Learn from Ndamukong Suh’s Bad Attitude

“Yeah, we’re loaded,” the player said, exhaling after Detroit (4-8) lost its fourth consecutive game and third by four points or less. “But we have a couple of guys who don’t understand what it takes to win. Just making a couple of plays and thinking that makes you great … sometimes you want to just shake some of these guys and say, ‘Don’t you get it?'”

Anybody in particular?

“Ndamukong [Suh] would be first.”

More here.

Ever made a good point in a meeting? Answered a tough question in class? What did you do for the next few minutes? Sat around replaying your brilliance in your own mind is what, probably.

It’s common to view team situations as status competitions. Forget the goal for a sec, do they think I’m smart? Aren’t I the best looking person here? That joke I just made got a laugh, I bet everyone is thinking of how funny I am.

This focus on minutiae of individual interaction is incredibly destructive from a teamwork standpoint. It interrupts the most important characteristic of high performance: achieving ‘flow’. Flow is the mental state of perfect focus on the task at hand.

A lot of this has to do with how you define success. When am I allowed to gloat a bit, even privately? Selfishness notwithstanding, this can be a difficult thing to figure out. Here is a quote paraphrasing one of my favorite books in the world, The Mental ABCs of Pitching, I think about all the time:

Dorfman once approached Greg Maddux after a game and asked him how it went. Maddux said simply: “Fifty out of 73.” He’d thrown 73 pitches and executed 50. Nothing else was relevant.

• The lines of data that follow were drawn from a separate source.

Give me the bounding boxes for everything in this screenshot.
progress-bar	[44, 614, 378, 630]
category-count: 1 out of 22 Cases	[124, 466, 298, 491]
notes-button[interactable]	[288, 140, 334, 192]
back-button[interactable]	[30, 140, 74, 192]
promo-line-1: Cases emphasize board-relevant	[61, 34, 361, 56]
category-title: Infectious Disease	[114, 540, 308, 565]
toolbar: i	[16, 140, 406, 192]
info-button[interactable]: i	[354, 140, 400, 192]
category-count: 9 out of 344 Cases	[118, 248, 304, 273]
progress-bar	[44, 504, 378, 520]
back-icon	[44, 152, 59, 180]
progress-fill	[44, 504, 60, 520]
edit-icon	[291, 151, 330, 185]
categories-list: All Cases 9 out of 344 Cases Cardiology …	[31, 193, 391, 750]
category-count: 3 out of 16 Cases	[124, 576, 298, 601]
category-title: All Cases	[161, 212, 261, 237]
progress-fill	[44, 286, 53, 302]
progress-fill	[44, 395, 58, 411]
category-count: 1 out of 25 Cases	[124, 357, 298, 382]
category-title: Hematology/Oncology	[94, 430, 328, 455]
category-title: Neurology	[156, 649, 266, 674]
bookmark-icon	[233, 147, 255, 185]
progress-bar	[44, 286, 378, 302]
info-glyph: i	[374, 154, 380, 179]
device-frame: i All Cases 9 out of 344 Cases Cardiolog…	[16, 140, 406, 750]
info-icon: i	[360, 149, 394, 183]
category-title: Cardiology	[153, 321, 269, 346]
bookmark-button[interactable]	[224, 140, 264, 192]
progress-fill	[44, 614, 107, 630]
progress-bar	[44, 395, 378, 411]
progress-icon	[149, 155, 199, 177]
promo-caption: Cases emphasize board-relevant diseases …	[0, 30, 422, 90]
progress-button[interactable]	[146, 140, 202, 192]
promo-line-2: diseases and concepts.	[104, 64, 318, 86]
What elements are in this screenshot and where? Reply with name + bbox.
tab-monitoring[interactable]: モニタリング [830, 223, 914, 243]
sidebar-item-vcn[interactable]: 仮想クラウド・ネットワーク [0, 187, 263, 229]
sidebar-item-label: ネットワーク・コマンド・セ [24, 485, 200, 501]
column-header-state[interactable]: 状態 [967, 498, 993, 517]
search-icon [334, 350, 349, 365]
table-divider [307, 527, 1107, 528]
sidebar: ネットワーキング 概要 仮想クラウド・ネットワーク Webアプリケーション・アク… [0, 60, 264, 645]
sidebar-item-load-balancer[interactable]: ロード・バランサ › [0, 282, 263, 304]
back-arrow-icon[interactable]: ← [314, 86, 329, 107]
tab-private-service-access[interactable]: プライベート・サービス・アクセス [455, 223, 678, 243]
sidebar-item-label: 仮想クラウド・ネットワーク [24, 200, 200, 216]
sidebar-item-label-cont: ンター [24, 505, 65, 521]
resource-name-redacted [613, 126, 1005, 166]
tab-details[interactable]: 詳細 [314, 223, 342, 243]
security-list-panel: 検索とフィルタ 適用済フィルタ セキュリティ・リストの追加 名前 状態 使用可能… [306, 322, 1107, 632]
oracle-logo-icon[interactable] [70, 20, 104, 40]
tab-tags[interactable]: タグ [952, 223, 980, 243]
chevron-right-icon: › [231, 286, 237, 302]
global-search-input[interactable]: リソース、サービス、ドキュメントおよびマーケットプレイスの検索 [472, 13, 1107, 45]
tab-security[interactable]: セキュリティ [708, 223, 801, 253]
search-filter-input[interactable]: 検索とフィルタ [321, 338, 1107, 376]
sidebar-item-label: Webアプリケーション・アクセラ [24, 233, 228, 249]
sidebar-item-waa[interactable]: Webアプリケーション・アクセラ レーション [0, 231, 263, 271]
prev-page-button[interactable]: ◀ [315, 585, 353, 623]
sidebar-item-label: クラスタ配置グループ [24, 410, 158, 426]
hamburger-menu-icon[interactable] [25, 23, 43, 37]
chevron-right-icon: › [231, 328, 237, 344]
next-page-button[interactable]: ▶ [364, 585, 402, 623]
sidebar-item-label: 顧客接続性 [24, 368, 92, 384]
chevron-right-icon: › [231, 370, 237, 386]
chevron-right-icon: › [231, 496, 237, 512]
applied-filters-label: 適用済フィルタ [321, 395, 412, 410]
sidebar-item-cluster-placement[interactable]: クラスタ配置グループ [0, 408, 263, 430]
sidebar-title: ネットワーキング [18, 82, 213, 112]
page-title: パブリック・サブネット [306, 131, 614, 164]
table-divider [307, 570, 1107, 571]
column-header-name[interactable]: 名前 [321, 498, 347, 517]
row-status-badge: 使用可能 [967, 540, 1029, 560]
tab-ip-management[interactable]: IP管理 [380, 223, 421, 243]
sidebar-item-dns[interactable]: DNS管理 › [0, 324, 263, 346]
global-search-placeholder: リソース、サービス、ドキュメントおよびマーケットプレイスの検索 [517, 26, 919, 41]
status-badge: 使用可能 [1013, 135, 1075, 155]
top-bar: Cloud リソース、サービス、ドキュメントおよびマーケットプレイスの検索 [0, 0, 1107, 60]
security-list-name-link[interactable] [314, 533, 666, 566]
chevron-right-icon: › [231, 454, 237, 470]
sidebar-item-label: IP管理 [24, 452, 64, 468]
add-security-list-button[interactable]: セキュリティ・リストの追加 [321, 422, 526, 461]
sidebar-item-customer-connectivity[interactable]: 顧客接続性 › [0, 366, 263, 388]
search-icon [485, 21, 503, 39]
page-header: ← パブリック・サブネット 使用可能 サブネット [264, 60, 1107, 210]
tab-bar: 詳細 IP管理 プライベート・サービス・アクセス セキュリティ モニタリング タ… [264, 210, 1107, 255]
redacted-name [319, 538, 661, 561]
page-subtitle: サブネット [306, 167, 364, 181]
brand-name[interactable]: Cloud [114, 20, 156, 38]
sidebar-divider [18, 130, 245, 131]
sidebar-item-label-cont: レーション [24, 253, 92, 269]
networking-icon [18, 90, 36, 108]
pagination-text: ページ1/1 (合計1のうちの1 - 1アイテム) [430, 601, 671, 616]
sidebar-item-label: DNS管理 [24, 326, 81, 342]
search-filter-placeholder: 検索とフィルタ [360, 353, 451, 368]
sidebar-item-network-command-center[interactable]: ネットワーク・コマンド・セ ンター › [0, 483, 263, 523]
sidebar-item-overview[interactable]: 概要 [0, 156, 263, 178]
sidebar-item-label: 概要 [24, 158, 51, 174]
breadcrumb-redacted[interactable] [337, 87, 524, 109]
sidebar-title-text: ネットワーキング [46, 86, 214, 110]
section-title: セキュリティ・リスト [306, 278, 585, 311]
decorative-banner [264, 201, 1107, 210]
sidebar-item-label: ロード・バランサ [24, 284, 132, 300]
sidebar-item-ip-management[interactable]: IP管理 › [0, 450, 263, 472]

We don’t know whether the Braves won that game. We don’t know how many strikeouts Maddux got or how many home runs were scored on him. There’s a beautiful purity to this evaluation: it strips away everything that Maddux doesn’t control. And Maddux doesn’t celebrate after a single well-thrown ball, like Suh is accused of doing. It is through the aggregation of successful execution that he succeeds.

But this also shows me that Greg Maddux isn’t a leader. A leader takes it upon himself to tackle, in addition to his own extremely difficult job, the hardest problem of all: collective performance.

Training, motivation, culture. Leadership is a separate skill, perhaps independent from individual performance. That’s why we have coaches and managers who can specialize in it.

But stars, like Greg Maddux and like Ndamukong Suh, have a special power: their individual achievements grant them very high status. Status that draws people to them, that grants them influence over others. High status makes leadership easier, probably, but still devilishly hard.

And for some, the gift of influence comes with an obligation to use it. This is the frustration from teammates who see the potential in Suh. And lament its waste.